An Empirical Study of LLM-Based Code Clone Detection
Wenqing Zhu, Norihiro Yoshida, Eunjong Choi, Yutaka Matsubara, Hiroaki Takada
TL;DR
This study interrogates the generalization and response stability of LLMs for code clone detection. By constructing seven CN/BCB-derived datasets and evaluating five LLMs across four prompts, it shows that CN-derived data yield higher $F1$ scores (e.g., up to 0.943) while BCB-derived data degrade performance, underscoring cross-dataset generalization challenges. It also reveals that most models maintain high response consistency (>90%), with prompt choice often exerting a larger influence than temperature on both stability and $F1$, though some models (e.g., Llama 3.1) are more variable.
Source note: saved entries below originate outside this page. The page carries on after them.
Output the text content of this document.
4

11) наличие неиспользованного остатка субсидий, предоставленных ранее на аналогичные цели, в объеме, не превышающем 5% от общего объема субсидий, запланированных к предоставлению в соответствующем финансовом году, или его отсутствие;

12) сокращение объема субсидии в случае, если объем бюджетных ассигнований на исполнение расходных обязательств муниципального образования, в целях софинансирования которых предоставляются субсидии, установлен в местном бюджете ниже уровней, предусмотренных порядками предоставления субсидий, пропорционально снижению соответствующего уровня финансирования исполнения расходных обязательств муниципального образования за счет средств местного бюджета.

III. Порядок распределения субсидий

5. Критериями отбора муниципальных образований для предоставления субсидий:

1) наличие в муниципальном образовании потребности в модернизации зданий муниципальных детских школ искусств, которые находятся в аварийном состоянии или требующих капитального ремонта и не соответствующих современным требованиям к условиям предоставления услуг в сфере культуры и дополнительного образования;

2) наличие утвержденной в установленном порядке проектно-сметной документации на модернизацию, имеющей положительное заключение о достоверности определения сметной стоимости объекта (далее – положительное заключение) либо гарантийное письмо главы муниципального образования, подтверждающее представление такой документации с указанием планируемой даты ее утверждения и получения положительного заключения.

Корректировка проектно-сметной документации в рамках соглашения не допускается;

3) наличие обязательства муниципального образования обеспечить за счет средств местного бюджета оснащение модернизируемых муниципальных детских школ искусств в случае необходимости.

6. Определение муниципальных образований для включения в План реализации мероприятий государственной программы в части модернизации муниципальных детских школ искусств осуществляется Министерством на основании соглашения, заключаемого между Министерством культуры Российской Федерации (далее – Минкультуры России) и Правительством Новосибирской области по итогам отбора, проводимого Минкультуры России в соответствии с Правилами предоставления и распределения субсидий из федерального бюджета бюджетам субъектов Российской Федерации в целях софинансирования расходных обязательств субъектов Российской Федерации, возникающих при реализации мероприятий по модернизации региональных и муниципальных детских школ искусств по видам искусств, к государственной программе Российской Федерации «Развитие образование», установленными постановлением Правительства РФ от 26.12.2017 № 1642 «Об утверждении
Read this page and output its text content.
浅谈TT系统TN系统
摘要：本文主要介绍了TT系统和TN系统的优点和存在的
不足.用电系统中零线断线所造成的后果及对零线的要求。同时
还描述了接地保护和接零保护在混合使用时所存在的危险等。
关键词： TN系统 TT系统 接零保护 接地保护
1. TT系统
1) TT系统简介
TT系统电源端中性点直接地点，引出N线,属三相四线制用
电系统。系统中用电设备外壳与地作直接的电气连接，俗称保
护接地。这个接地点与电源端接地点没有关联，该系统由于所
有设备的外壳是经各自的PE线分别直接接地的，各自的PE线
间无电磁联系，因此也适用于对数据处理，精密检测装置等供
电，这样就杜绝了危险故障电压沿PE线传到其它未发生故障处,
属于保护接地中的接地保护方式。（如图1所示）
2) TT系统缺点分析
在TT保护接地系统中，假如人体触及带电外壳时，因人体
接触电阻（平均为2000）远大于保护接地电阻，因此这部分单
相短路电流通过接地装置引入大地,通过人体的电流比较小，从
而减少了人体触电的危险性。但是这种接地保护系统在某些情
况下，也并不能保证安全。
The findings suggest that although LLMs can perform strongly on CN-type data, fine-tuning and careful prompt design are needed to achieve reliable clone detection on diverse, real-world codebases; the authors provide datasets and scripts to support reproducibility.
Abstract
Large language models (LLMs) have demonstrated remarkable capabilities in various software engineering tasks, such as code generation and debugging, because of their ability to translate between programming languages and natural languages. Existing studies have demonstrated the effectiveness of LLMs in code clone detection. However, two crucial issues remain unaddressed: the ability of LLMs to achieve comparable performance across different datasets and the consistency of LLMs' responses in code clone detection. To address these issues, we constructed seven code clone datasets and then evaluated five LLMs in four existing prompts with these datasets. The datasets were created by sampling code pairs using their Levenshtein ratio from two different code collections, CodeNet and BigCloneBench. Our evaluation revealed that although LLMs perform well in CodeNet-related datasets, with o3-mini achieving a 0.943 F1 score, their performance significantly decreased in BigCloneBench-related datasets. Most models achieved a high response consistency, with over 90\% of judgments remaining consistent across all five submissions. The fluctuations of the F1 score affected by inconsistency are also tiny; their variations are less than 0.03.